Try to describe the approach in your own words. Why does the index start at the middle of the array rather than the beginning, 0, or the end, N? How does each bubble down operation maintain heap invariants?

It is probably not immediately clear to you why this heapify runs in \(O(N)\). For those who are curious, you can check out an explanation on Wikipedia.

Conclusion

In today’s lab, we learned about another abstract data type called the priority queue. Priority queues can be implemented in many ways, but it is often implemented with a binary min heap. It is very easy to conflate the priority queue abstract data type and the heap data structure, so make sure to understand the difference between the two!

Additionally, we learned how to represent a heap with an array, as well as some of its core operations. We then explored a few conceptual questions about heaps and learned about a new sort that this new data structure provides, heapsort.

All in all, priority queues are an integral component of many algorithms for graph processing (which we’ll cover in a few labs). For example, the first few weeks of CS 170, Efficient Algorithms and Intractable Problems, typically involve graph algorithms that use priority queues.
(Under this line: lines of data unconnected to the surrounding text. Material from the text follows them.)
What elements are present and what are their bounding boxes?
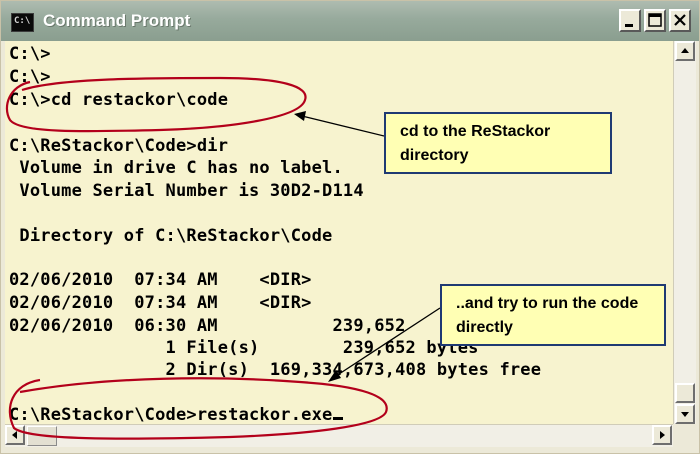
title-bar[interactable]: C:\ Command Prompt [1, 1, 699, 41]
console-line: Volume in drive C has no label. [9, 158, 343, 178]
arrow-to-restackor-exe [328, 307, 441, 382]
console-line: 2 Dir(s) 169,334,673,408 bytes free [9, 360, 542, 380]
arrow-down-icon [681, 412, 689, 417]
vertical-scrollbar[interactable] [673, 41, 696, 424]
close-icon [671, 11, 689, 30]
callout-cd-directory: cd to the ReStackor directory [384, 112, 612, 174]
console-line: 02/06/2010 06:30 AM 239,652 [9, 316, 406, 336]
window-title: Command Prompt [43, 11, 191, 30]
highlight-ellipse-restackor-exe [8, 377, 388, 440]
arrow-up-icon [681, 48, 689, 53]
console-prompt-line: C:\ReStackor\Code>restackor.exe [9, 405, 344, 425]
arrow-left-icon [12, 431, 17, 439]
console-line: C:\> [9, 44, 51, 64]
minimize-icon [621, 11, 639, 30]
scroll-down-button[interactable] [675, 404, 695, 424]
callout-run-code: ..and try to run the code directly [440, 284, 666, 346]
console-line: 02/06/2010 07:34 AM <DIR> [9, 270, 312, 290]
text-cursor [333, 417, 344, 420]
console-output[interactable]: C:\> C:\> C:\>cd restackor\code C:\ReSta… [5, 41, 673, 425]
console-line: Volume Serial Number is 30D2-D114 [9, 181, 364, 201]
console-line: Directory of C:\ReStackor\Code [9, 226, 333, 246]
arrow-right-icon [660, 431, 665, 439]
icon-label: C:\ [14, 16, 31, 26]
maximize-icon [646, 11, 664, 30]
highlight-ellipse-cd-command [5, 76, 307, 133]
console-line: C:\ReStackor\Code>dir [9, 136, 229, 156]
arrow-to-cd-command [294, 111, 385, 137]
scroll-up-button[interactable] [675, 41, 695, 61]
resize-grip[interactable] [673, 424, 695, 446]
close-button[interactable] [669, 9, 691, 32]
command-prompt-icon[interactable]: C:\ [11, 13, 34, 32]
minimize-button[interactable] [619, 9, 641, 32]
scroll-right-button[interactable] [652, 425, 672, 445]
console-line: 02/06/2010 07:34 AM <DIR> [9, 293, 312, 313]
console-line: C:\> [9, 67, 51, 87]
maximize-button[interactable] [644, 9, 666, 32]
console-line: C:\>cd restackor\code [9, 90, 229, 110]
scroll-thumb[interactable] [675, 383, 695, 403]
console-prompt-text: C:\ReStackor\Code>restackor.exe [9, 405, 333, 425]
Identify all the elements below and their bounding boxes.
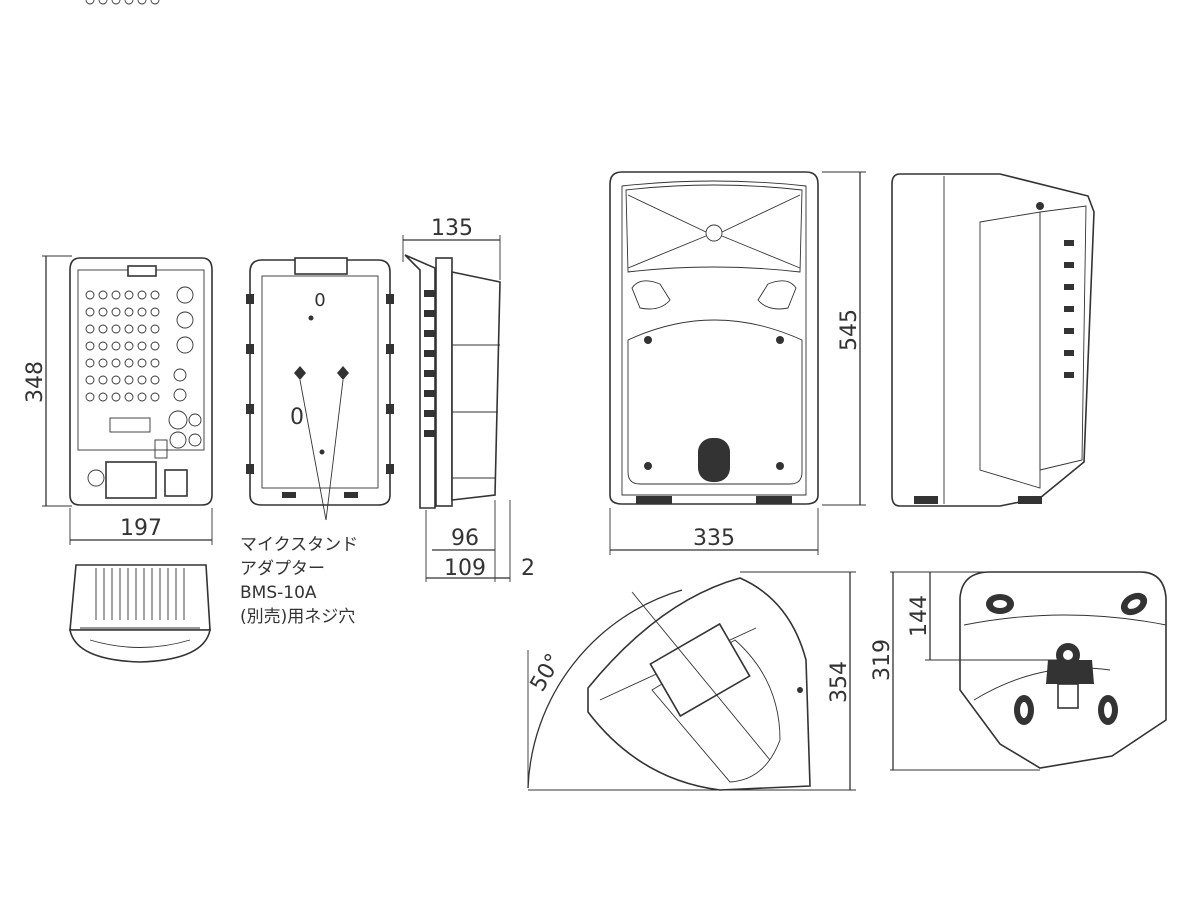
dim-side-depth-109: 109 bbox=[444, 556, 486, 581]
speaker-front-view: 545 335 bbox=[609, 171, 866, 555]
rear-panel-view: 0 0 bbox=[246, 257, 394, 521]
dim-side-depth-top: 135 bbox=[431, 216, 473, 241]
dim-angle: 50° bbox=[526, 650, 567, 696]
dim-bottom-144: 144 bbox=[907, 595, 932, 637]
note-line-1: マイクスタンド bbox=[240, 535, 358, 555]
dim-monitor-height: 354 bbox=[827, 661, 852, 703]
mixer-bottom-view bbox=[69, 564, 211, 663]
bottom-oval-holes bbox=[986, 592, 1148, 725]
dim-bottom-319: 319 bbox=[870, 639, 895, 681]
floor-monitor-view: 50° 354 bbox=[526, 571, 856, 791]
note-line-4: (別売)用ネジ穴 bbox=[240, 607, 355, 627]
speaker-bottom-view: 144 319 bbox=[870, 571, 1167, 771]
rear-top-mark: 0 bbox=[314, 290, 325, 311]
mixer-knob-grid bbox=[85, 0, 202, 459]
pole-socket bbox=[1046, 643, 1094, 709]
dim-side-depth-96: 96 bbox=[451, 526, 479, 551]
dim-mixer-width: 197 bbox=[120, 516, 162, 541]
mixer-front-view: 348 bbox=[23, 0, 213, 545]
mixer-side-view: 135 96 109 2 bbox=[402, 216, 535, 582]
dim-mixer-height: 348 bbox=[23, 361, 48, 403]
dim-speaker-height: 545 bbox=[837, 309, 862, 351]
rear-mid-mark: 0 bbox=[290, 405, 304, 430]
mic-stand-note: マイクスタンド アダプター BMS-10A (別売)用ネジ穴 bbox=[240, 535, 358, 627]
note-line-2: アダプター bbox=[240, 559, 325, 579]
dim-speaker-width: 335 bbox=[693, 526, 735, 551]
dim-side-offset-2: 2 bbox=[521, 556, 535, 581]
note-line-3: BMS-10A bbox=[240, 583, 317, 603]
speaker-side-view bbox=[891, 173, 1095, 507]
Look out for priority queues in other CS classes as well! You’ll find them invaluable in the operating systems class CS 162, where they’re used to schedule which processes in a computer to run at what times. They’ll also be very helpful in Project 3: BearMaps, when we are dealing with route finding.

Deliverables

To receive credit for this lab:

Complete MinHeap.java
Complete MinHeapPQ.java
Turn in the worksheet to your TA before you leave section.